To better understand how old the Sun is, it is important that we learn what a star’s life cycle is like. The Sun is a star and stars have life cycles that depend on their masses. The Sun starts off as a super giant cloud that is made of cold molecular hydrogen. A passing star, a shock wave or a passing supernova can trigger this giant cloud to collapse. When this happens, the gas and dust that composes this giant cloud get collected together to form a single mass that would then turn into the Sun.
It would then spend most of its life quietly and slowly eating up the hydrogen in its core. This would take billions of years. By the time it’s 7 billion years old, it will slowly become cooler and bigger and when it reaches 10 billion, it would have changed into one huge red giant whose atmosphere could stretch all the way up to where the earth is.
So how old is the Sun? It is about 4,600,000,000 years old. Yes, that’s more than four and a half billion years. It is expected to live on for another several billion years so we shouldn’t be expecting any surprises in our lifetimes. It has another four or five more billion years before it fully uses the fuel its core.

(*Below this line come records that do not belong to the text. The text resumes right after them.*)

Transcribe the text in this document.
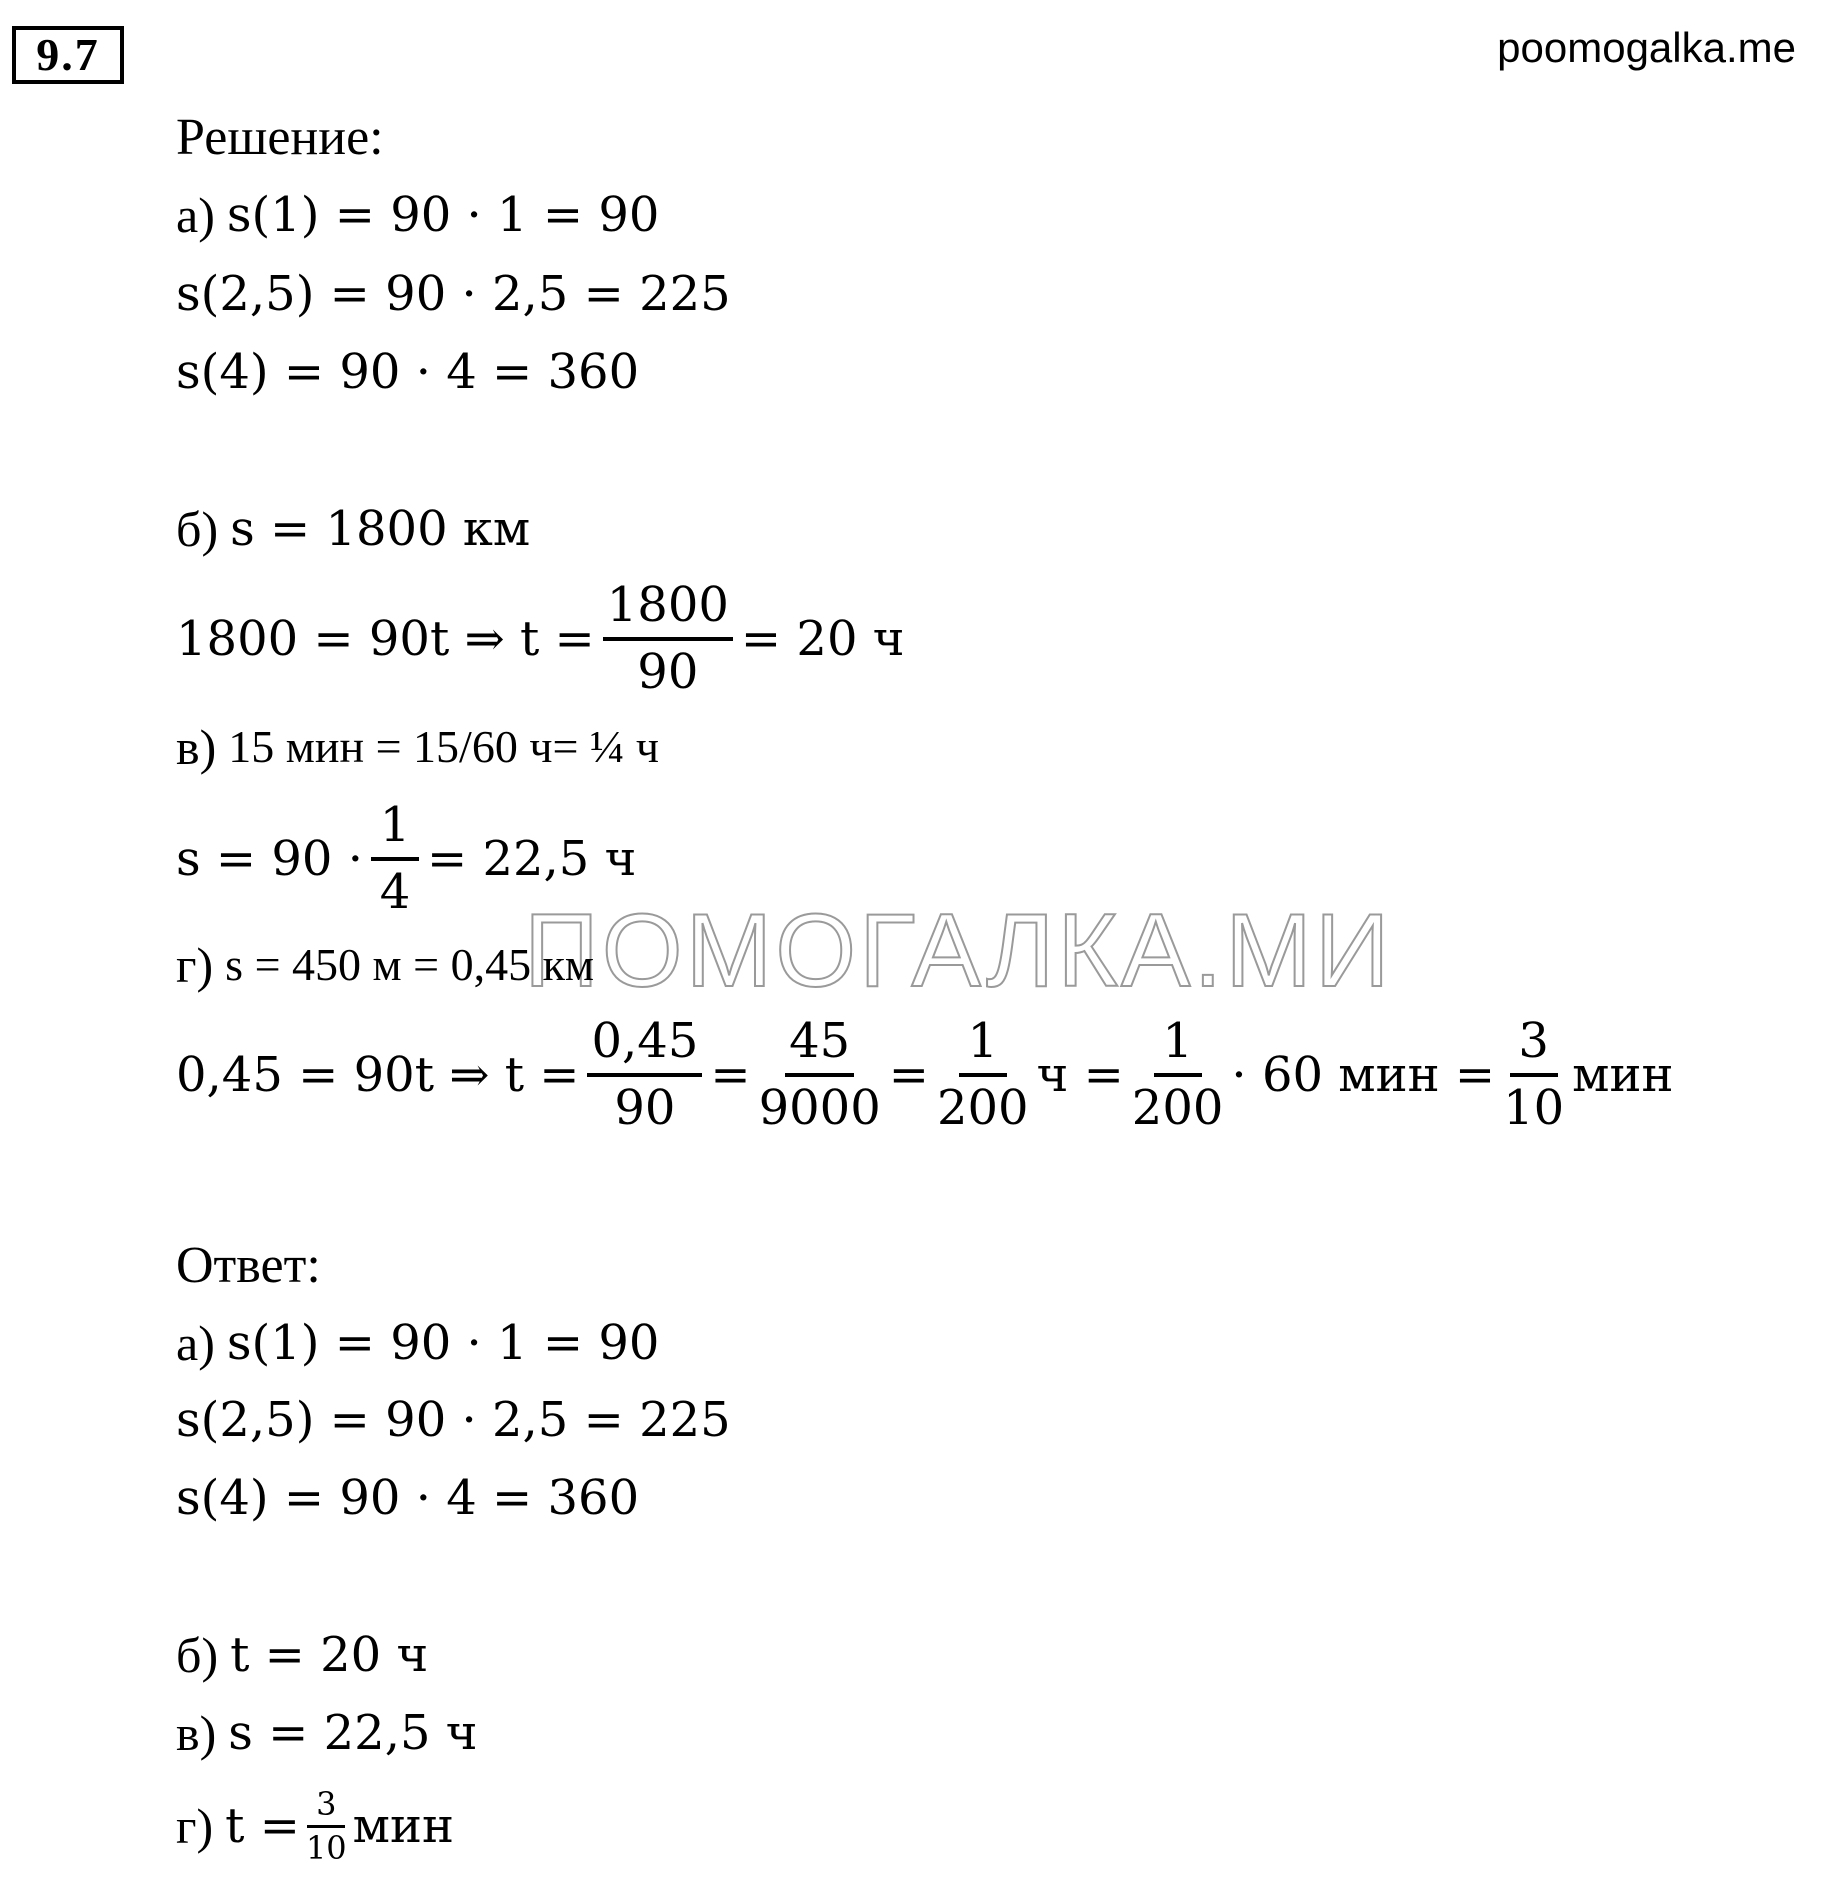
9.7	poomogalka.me
ПОМОГАЛКА.МИ
Решение:
а) s(1) = 90 · 1 = 90
s(2,5) = 90 · 2,5 = 225
s(4) = 90 · 4 = 360
б) s = 1800 км
1800 = 90t ⇒ $t = \frac{1800}{90} = 20$ ч
в) 15 мин = 15/60 ч= ¼ ч
$s = 90 \cdot \frac{1}{4} = 22,5$ ч
г) s = 450 м = 0,45 км
0,45 = 90t ⇒ $t = \frac{0,45}{90} = \frac{45}{9000} = \frac{1}{200}$ $ч = \frac{1}{200} \cdot 60$ мин = $\frac{3}{10}$ мин
Ответ:
а) s(1) = 90 · 1 = 90
s(2,5) = 90 · 2,5 = 225
s(4) = 90 · 4 = 360
б) t = 20 ч
в) s = 22,5 ч
г) $t = \frac{3}{10}$ мин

Now, you might be asking, how exactly did the astronomers determine the age of the Sun? And how did they do it with such accuracy? It is quite simple actually. They look into the meteorites that have fallen all around this planet of ours. They collect these fallen rocks and study and analyze them back in their labs and voila, the age of the Sun is known. They make use of a technique they call radiometric dating. It is of course a thousand times more complicated than how we describe it here but you get the idea.